In recent cases, a group of employees asserted that their taxed income should not be classified as 'earned' because they worked for a Korean subsidiary rather than a foreign parent company and, therefore, the stock options were not connected directly to their employment relationships.

The National Tax Tribunal held that such monies should be classified as 'earned' Class B income (Kook Shim 2002 Suh 25, February 9 2002).(1) The tribunal reasoned that (i) the foreign parent company had granted the stock options in exchange for services rendered by the employees to the Korean subsidiary, and (ii) the employees were utilized by the foreign parent company through the Korean subsidiary within the context of an employment relationship.

The tribunal's landmark decision is the first to examine the taxation of income earned by an employee through exercising stock options granted by a foreign parent company. The employees have appealed to the Administrative Court and a decision is pending.

Deducting Expenses by Korean Subsidiaries

In a separate ruling, the Ministry of Finance and Economy considered whether a Korean subsidiary can deduct as an expense that part of an employee's income earned through exercising stock options, granted by the foreign parent company, where the Korean subsidiary bears the expense (Jae Bup In 46012-82, April 23 2002).

The ministry held that the subsidiary is deemed to have purchased the stock at market value and sold it to the employees at the exercise price (which is usually lower than the market value).

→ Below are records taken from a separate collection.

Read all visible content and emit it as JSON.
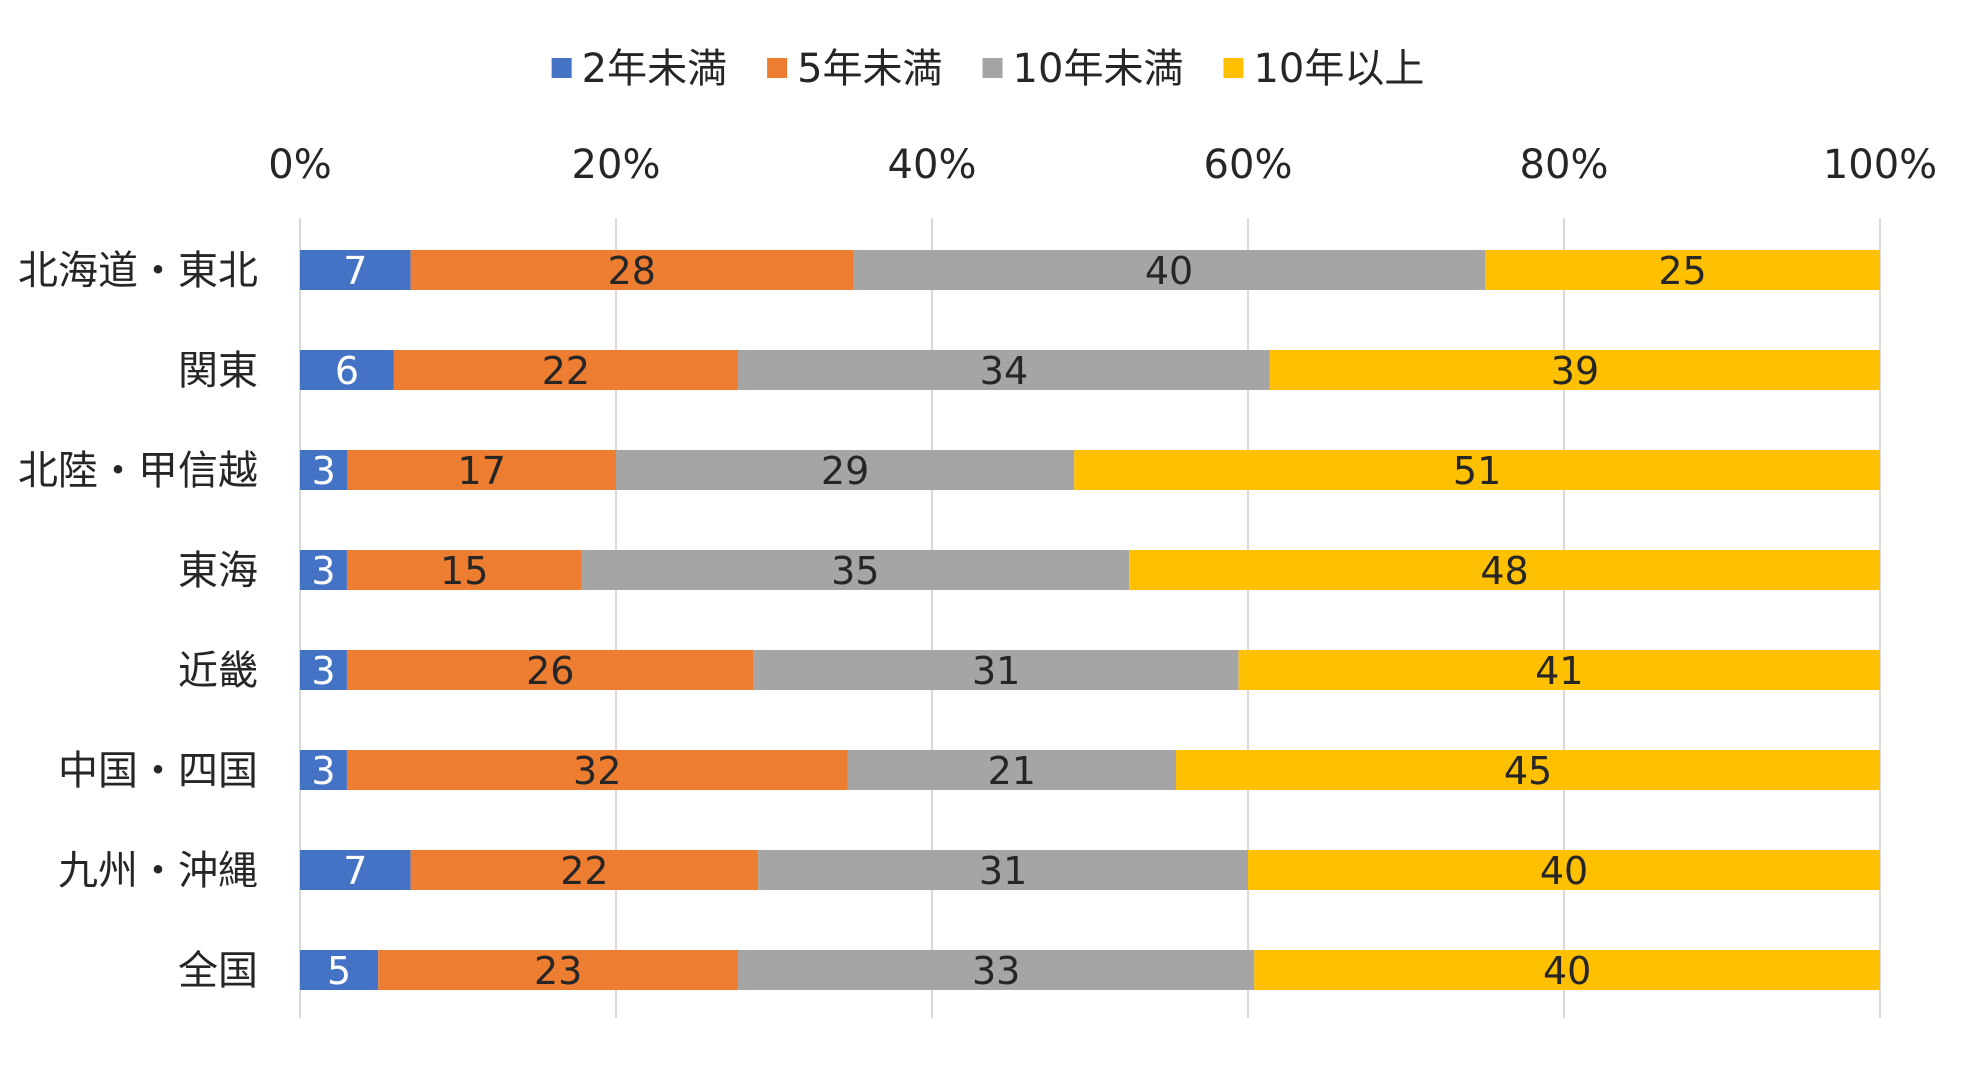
{
  "chart_data": {
    "type": "bar",
    "orientation": "horizontal",
    "stacked": "percent",
    "categories": [
      "北海道・東北",
      "関東",
      "北陸・甲信越",
      "東海",
      "近畿",
      "中国・四国",
      "九州・沖縄",
      "全国"
    ],
    "series": [
      {
        "name": "2年未満",
        "color": "#4472C4",
        "label_color": "#ffffff",
        "values": [
          7,
          6,
          3,
          3,
          3,
          3,
          7,
          5
        ]
      },
      {
        "name": "5年未満",
        "color": "#ED7D31",
        "label_color": "#262626",
        "values": [
          28,
          22,
          17,
          15,
          26,
          32,
          22,
          23
        ]
      },
      {
        "name": "10年未満",
        "color": "#A5A5A5",
        "label_color": "#262626",
        "values": [
          40,
          34,
          29,
          35,
          31,
          21,
          31,
          33
        ]
      },
      {
        "name": "10年以上",
        "color": "#FFC000",
        "label_color": "#262626",
        "values": [
          25,
          39,
          51,
          48,
          41,
          45,
          40,
          40
        ]
      }
    ],
    "x_ticks": [
      "0%",
      "20%",
      "40%",
      "60%",
      "80%",
      "100%"
    ],
    "xlim": [
      0,
      100
    ],
    "x_axis_position": "top",
    "grid": true,
    "legend_position": "top",
    "title": "",
    "xlabel": "",
    "ylabel": ""
  }
}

Applying domestic transfer pricing rules, the ministry refused to allow the Korean subsidiary to deduct such expense from its taxable income. Thus, a Korean subsidiary which reimburses its foreign parent company for costs it incurs in granting stock options to the subsidiary's employees may not deduct such costs from its taxable income.

For further information on this topic please contact Dong-soo Kim or Catherine E Shin at Woo Yun Kang Jeong & Han by telephone (+82 2528 5200) or by fax (+82 2528 5228) or by email ([email protected] or [email protected]).


(1) A Korean taxpayer's earned income is classified as either 'Class A' or 'Class B' income. Class A income includes wages, bonuses, severance pay or other allowances that an individual taxpayer receives from his or her employer. Class B income includes that paid by a non-Korean employer in foreign currency (for services rendered in Korea) which is not deducted as an expense in calculating the taxable income of the non-Korean employer's fixed place of business in Korea. Class B taxpayers are obliged to file a tax return or join a taxpayers' association through which monthly tax payments are made. A Class B taxpayer receives a 10% credit on his or her income tax liability in exchange for timely tax payments.